Despite all of these concerns, product designers continue to place these materials at the very centrepiece of the products they are designing, often leaving practical considerations to fall by the wayside.
In doing so, the chances of these products getting thrown away and re-recycled into something else increases drastically, which in turn increases carbon footprint, adding to their fleeting nature.
So the obvious conclusion is this: surely it’s better to make something well once than to repurpose a material several times over?
Rethinking Recycling
Here’s a radical thought. Maybe these new recycled materials aren’t the right solution after all. Maybe, as Piet Hein Eek recently said in an interview with CNN, we are merely focusing “on the symptoms, and not on the solutions,” of our throwaway culture.
Maybe what we need is a fundamental mindset shift with a focus on reusing and refurbishing existing furniture, rather than creating new lines of circular furniture.
Surprisingly, there are a couple of industry giants who have already made substantial inroads into this alternative approach.
Vitra, for one, has cut right into the heart of this idea of reusing and refurbishing furniture pieces with its Circle Stores in Brussels, Amsterdam and on the Vitra Campus.

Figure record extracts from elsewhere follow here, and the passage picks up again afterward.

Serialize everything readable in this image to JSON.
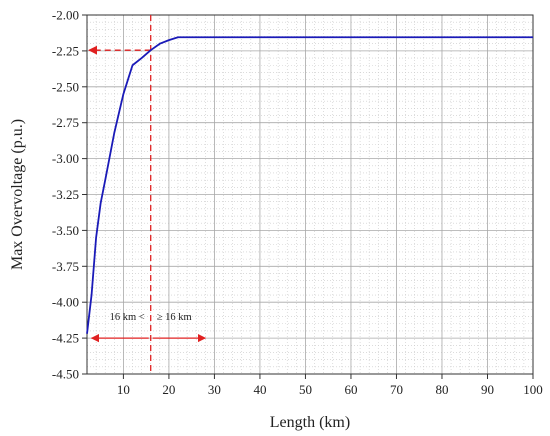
{
  "chart_data": {
    "type": "line",
    "xlabel": "Length (km)",
    "ylabel": "Max Overvoltage (p.u.)",
    "xlim": [
      2,
      100
    ],
    "ylim": [
      -4.5,
      -2.0
    ],
    "xticks": [
      10,
      20,
      30,
      40,
      50,
      60,
      70,
      80,
      90,
      100
    ],
    "yticks": [
      -2.0,
      -2.25,
      -2.5,
      -2.75,
      -3.0,
      -3.25,
      -3.5,
      -3.75,
      -4.0,
      -4.25,
      -4.5
    ],
    "ytick_labels": [
      "-2.00",
      "-2.25",
      "-2.50",
      "-2.75",
      "-3.00",
      "-3.25",
      "-3.50",
      "-3.75",
      "-4.00",
      "-4.25",
      "-4.50"
    ],
    "grid": true,
    "minor_grid": true,
    "line_color": "#1a1ab8",
    "annotation_color": "#e02020",
    "series": [
      {
        "x": [
          2,
          3,
          4,
          5,
          6,
          8,
          10,
          12,
          14,
          16,
          18,
          20,
          22,
          24,
          30,
          40,
          50,
          60,
          70,
          80,
          90,
          100
        ],
        "y": [
          -4.22,
          -3.95,
          -3.55,
          -3.31,
          -3.15,
          -2.82,
          -2.55,
          -2.35,
          -2.3,
          -2.245,
          -2.2,
          -2.175,
          -2.155,
          -2.155,
          -2.155,
          -2.155,
          -2.155,
          -2.155,
          -2.155,
          -2.155,
          -2.155,
          -2.155
        ]
      }
    ],
    "reference_lines": {
      "vertical_x": 16,
      "horizontal_y": -2.245
    },
    "annotations": {
      "left_text": "16 km <",
      "right_text": "≥ 16 km",
      "arrow_y": -4.25,
      "left_arrow_x": [
        16,
        3
      ],
      "right_arrow_x": [
        16,
        28
      ]
    }
  }
}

With this, Vitra enables customers to purchase used, approved and reconditioned products from Vitra and Artek.
IKEA is also pioneering a service which buys back used furniture items from customers, which are then resold as part of its As-is online shop.

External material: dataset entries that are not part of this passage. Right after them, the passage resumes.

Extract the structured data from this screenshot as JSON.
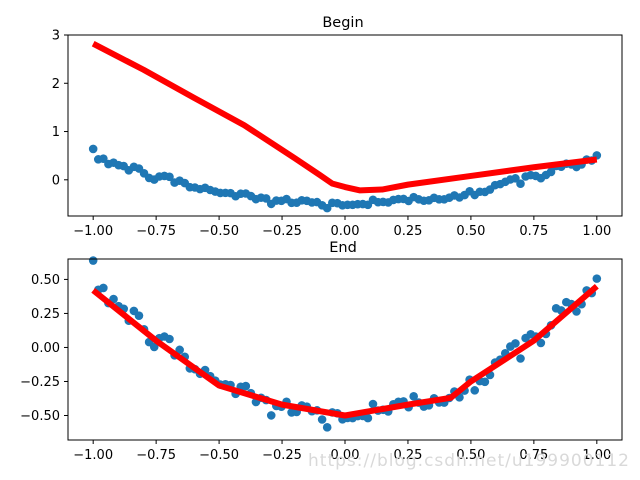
{
  "chart_data": [
    {
      "type": "scatter",
      "title": "Begin",
      "xlabel": "",
      "ylabel": "",
      "xlim": [
        -1.1,
        1.1
      ],
      "ylim": [
        -0.75,
        3.0
      ],
      "x_ticks": [
        -1.0,
        -0.75,
        -0.5,
        -0.25,
        0.0,
        0.25,
        0.5,
        0.75,
        1.0
      ],
      "x_tick_labels": [
        "−1.00",
        "−0.75",
        "−0.50",
        "−0.25",
        "0.00",
        "0.25",
        "0.50",
        "0.75",
        "1.00"
      ],
      "y_ticks": [
        0,
        1,
        2,
        3
      ],
      "y_tick_labels": [
        "0",
        "1",
        "2",
        "3"
      ],
      "scatter_color": "#1f77b4",
      "scatter_function": "y = x^2 - 0.5 + noise(sd 0.05), 100 points from -1 to 1",
      "line": {
        "color": "#ff0000",
        "x": [
          -1.0,
          -0.8,
          -0.6,
          -0.4,
          -0.2,
          -0.1,
          -0.05,
          0.0,
          0.06,
          0.15,
          0.25,
          0.5,
          0.75,
          1.0
        ],
        "y": [
          2.82,
          2.28,
          1.7,
          1.13,
          0.45,
          0.1,
          -0.08,
          -0.15,
          -0.22,
          -0.2,
          -0.1,
          0.08,
          0.26,
          0.42
        ]
      }
    },
    {
      "type": "scatter",
      "title": "End",
      "xlabel": "",
      "ylabel": "",
      "xlim": [
        -1.1,
        1.1
      ],
      "ylim": [
        -0.68,
        0.65
      ],
      "x_ticks": [
        -1.0,
        -0.75,
        -0.5,
        -0.25,
        0.0,
        0.25,
        0.5,
        0.75,
        1.0
      ],
      "x_tick_labels": [
        "−1.00",
        "−0.75",
        "−0.50",
        "−0.25",
        "0.00",
        "0.25",
        "0.50",
        "0.75",
        "1.00"
      ],
      "y_ticks": [
        -0.5,
        -0.25,
        0.0,
        0.25,
        0.5
      ],
      "y_tick_labels": [
        "−0.50",
        "−0.25",
        "0.00",
        "0.25",
        "0.50"
      ],
      "scatter_color": "#1f77b4",
      "scatter_function": "y = x^2 - 0.5 + noise(sd 0.05), 100 points from -1 to 1",
      "line": {
        "color": "#ff0000",
        "x": [
          -1.0,
          -0.75,
          -0.5,
          -0.25,
          0.0,
          0.25,
          0.42,
          0.5,
          0.75,
          1.0
        ],
        "y": [
          0.42,
          0.05,
          -0.28,
          -0.42,
          -0.5,
          -0.42,
          -0.37,
          -0.25,
          0.05,
          0.45
        ]
      }
    }
  ],
  "watermark": "https://blog.csdn.net/u199900112"
}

To what extent these circular initiatives will become more integrated into the core economic structure of Vitra and IKEA going forward is anyone's guess. After all, can we really expect these giants to allow such schemes to cannibalise their main business of producing new things?
However, both of these examples set a fantastic precedent for circularity within the furniture industry, and we really should be commending the incorporation of such second hand schemes into an industry which fundamentally survives by producing products anew.
Conclusion
This article isn't an attempt to put down the efforts of researchers and designers who are developing recycled materials and furniture.
After all, design, as a discipline of innovation, should explore the possibilities of new materials and production methods – just as Charles & Ray Eames and their peers did with their plastic and fibreglass composite experiments in the 1940s.
My worry is that these materials are not truly paving the way towards a truly sustainable future, and are merely just a distraction from the bigger changes required.
Maybe the solutions offered by Vitra and IKEA are indeed showing us a glimpse of a new mindset and approach which could help to foster genuine sustainable practices. An approach which priorities reuse over constant replacement may prove to be the best form of recycling after all.